Author: Gary Ashton
Estimated read time: 3 minutes
Publication date: 3rd Nov 2020 11:43 GMT+1
Later this week, two major online travel companies report 3Q earnings, but analysts' expectations are currently opposed. The Street expects Booking (NASDAQ: BKNG) to report quarterly earnings of $17.21 per share and Expedia (NASDAQ: EXPE) to report a loss of $0.72 per share. How can these expectations be skewed when both companies operate a similar business model in an identical industry with equal revenue of around $6 billion in 2020?
Expedia's earnings rating is "strong-sell," with analysts' expectations revised down 41.18% in the last 90-days compared to Booking, which is rated "strong-buy" with analysts' expectations revised up 38.34% in the previous three months. The massive difference in Street views would be understandable if the earning track records between the two companies were vastly different. Booking disappointed analysts in 1Q with a 25.93% earnings miss and beat expectations in 2Q by just 8.47%. This performance is better than Expedia, of course, with two disappointing quarters in a row, but not different enough to justify such a wide variation in Street expectations in the upcoming 3Q results.
Booking is Expensive
No matter how you slice it, Booking looks expensive. Whether it is the share price over $1600 or the PE ratio of 30.8x, Booking is on the pricy side, especially compared to Expedia, with a share price below $100 and a PE ratio of 17.8x. Closely examining both companies' financial performance makes it easier to understand the markets' appreciation of Booking. For example, Booking's pre-tax profit margin is 33.3% compared to just 6.4% for Expedia, and analysts still see potential upside in Booking's share price of 18.25% compared to only 3.95% for Expedia.

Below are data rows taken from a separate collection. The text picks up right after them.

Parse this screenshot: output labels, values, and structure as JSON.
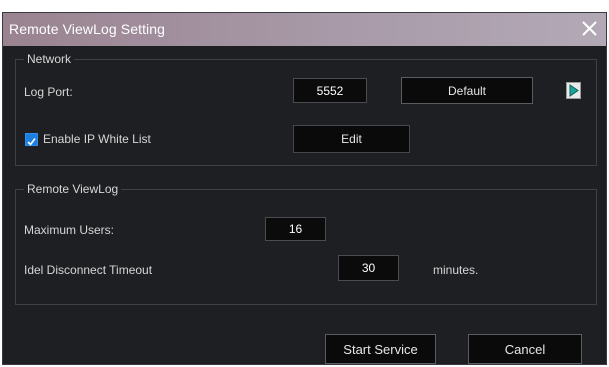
{
  "window": {
    "title": "Remote ViewLog Setting",
    "close_glyph": "✕",
    "close_icon": "close-icon"
  },
  "network": {
    "group_label": "Network",
    "log_port_label": "Log Port:",
    "log_port_value": "5552",
    "default_button": "Default",
    "arrow_icon": "play-arrow-icon",
    "whitelist_checked": true,
    "whitelist_label": "Enable IP White List",
    "edit_button": "Edit"
  },
  "remote_viewlog": {
    "group_label": "Remote ViewLog",
    "max_users_label": "Maximum Users:",
    "max_users_value": "16",
    "idle_timeout_label": "Idel Disconnect Timeout",
    "idle_timeout_value": "30",
    "idle_timeout_unit": "minutes."
  },
  "footer": {
    "start_button": "Start Service",
    "cancel_button": "Cancel"
  },
  "colors": {
    "background": "#1e1f22",
    "accent_checkbox": "#1c7fe0",
    "arrow_icon_fill": "#1aa59a"
  }
}
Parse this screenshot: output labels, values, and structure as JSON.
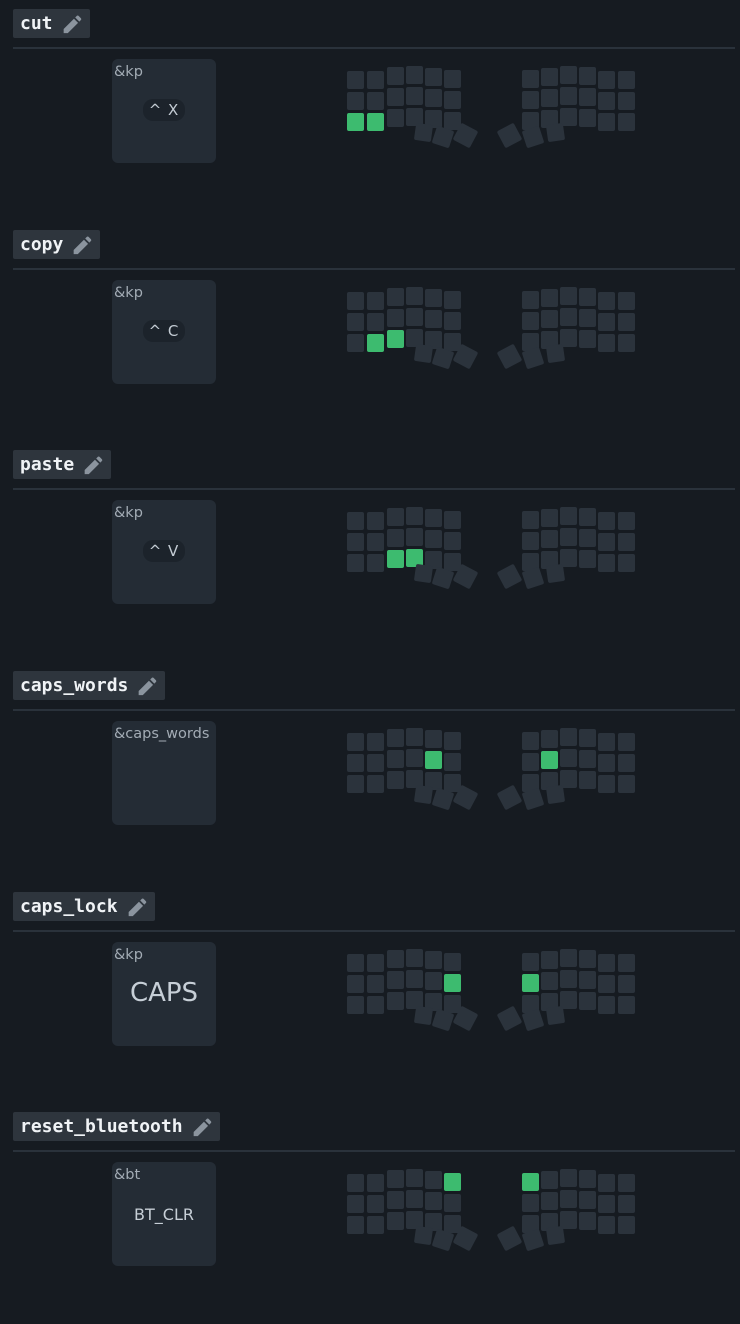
{
  "combos": [
    {
      "name": "cut",
      "behavior": "&kp",
      "param": "^ X",
      "param_style": "chip",
      "active_keys": [
        24,
        25
      ]
    },
    {
      "name": "copy",
      "behavior": "&kp",
      "param": "^ C",
      "param_style": "chip",
      "active_keys": [
        25,
        26
      ]
    },
    {
      "name": "paste",
      "behavior": "&kp",
      "param": "^ V",
      "param_style": "chip",
      "active_keys": [
        26,
        27
      ]
    },
    {
      "name": "caps_words",
      "behavior": "&caps_words",
      "param": "",
      "param_style": "none",
      "active_keys": [
        16,
        19
      ]
    },
    {
      "name": "caps_lock",
      "behavior": "&kp",
      "param": "CAPS",
      "param_style": "big",
      "active_keys": [
        17,
        18
      ]
    },
    {
      "name": "reset_bluetooth",
      "behavior": "&bt",
      "param": "BT_CLR",
      "param_style": "mid",
      "active_keys": [
        5,
        6
      ]
    }
  ],
  "colors": {
    "background": "#161b21",
    "key_inactive": "#2b333c",
    "key_active": "#3dbb6f",
    "name_tag": "#2e353d",
    "card": "#242c35"
  },
  "icons": {
    "edit": "pencil-icon"
  }
}
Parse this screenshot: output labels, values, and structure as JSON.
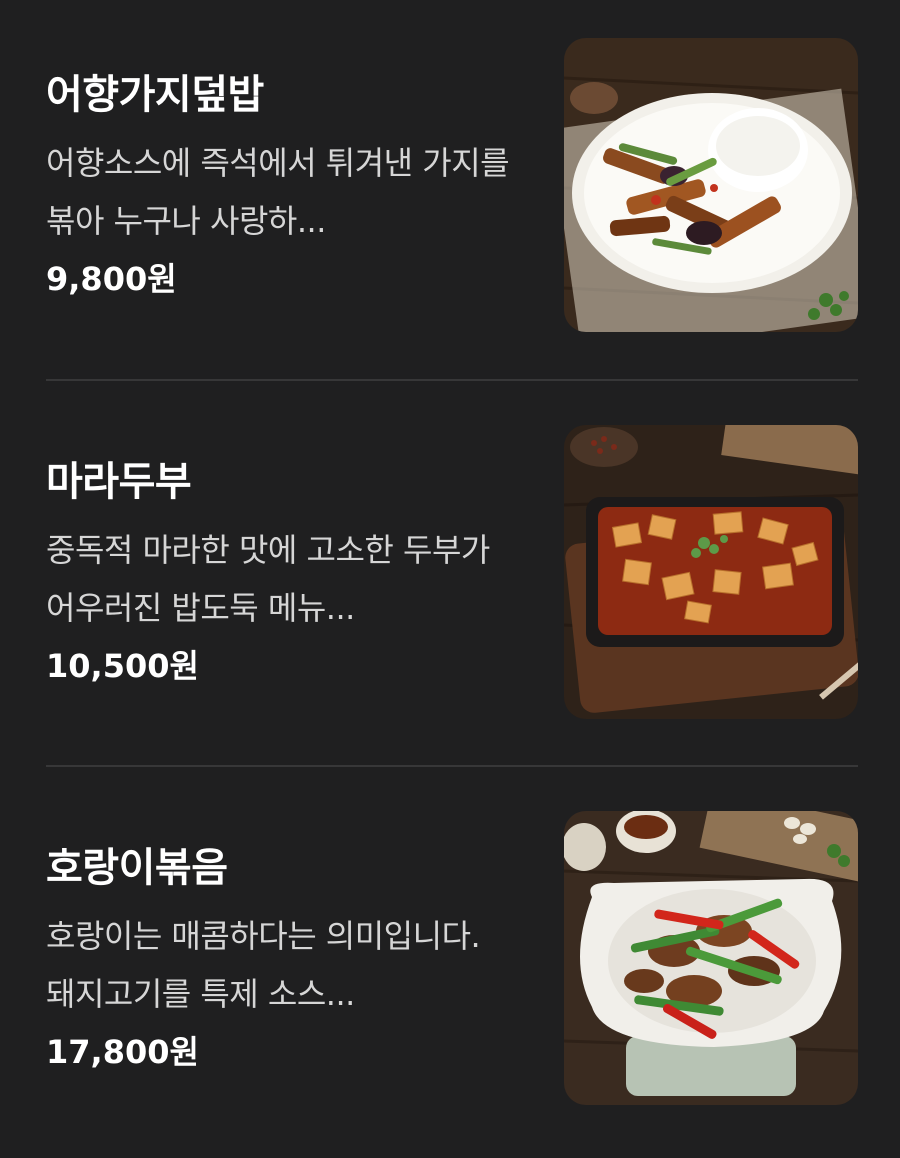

Ironically enough, despite all the company's fundamental challenges, Expedia's share price has outperformed in the last 6-months, up 32.64% compared to just 9.59% for Booking. 3Q earnings could be a turning point for both companies as there has been some relief from the Covid Crisis. Currently, the Street is very bearish on Expedia and surprisingly bullish on Booking. Both companies face similar challenges in the online travel market, so it remains a surprise that Booking should do so much better than Expedia.
Perhaps Expedia has been beaten down too much, and there is room to build on the 6-month momentum that has seen its share price outperform Booking. Still, with weaker profit margins and disappointing quarterly earnings results, Expedia could be facing additional headwinds at the same time Booking anticipates smooth sailing. The market will know for sure when results are released on 4th November for Expedia and 5th November for Booking.
Disclaimer: The writer is an experienced financial consultant who writes for Finscreener.org. The observations he makes are his own and are not intended as investment or trading advice.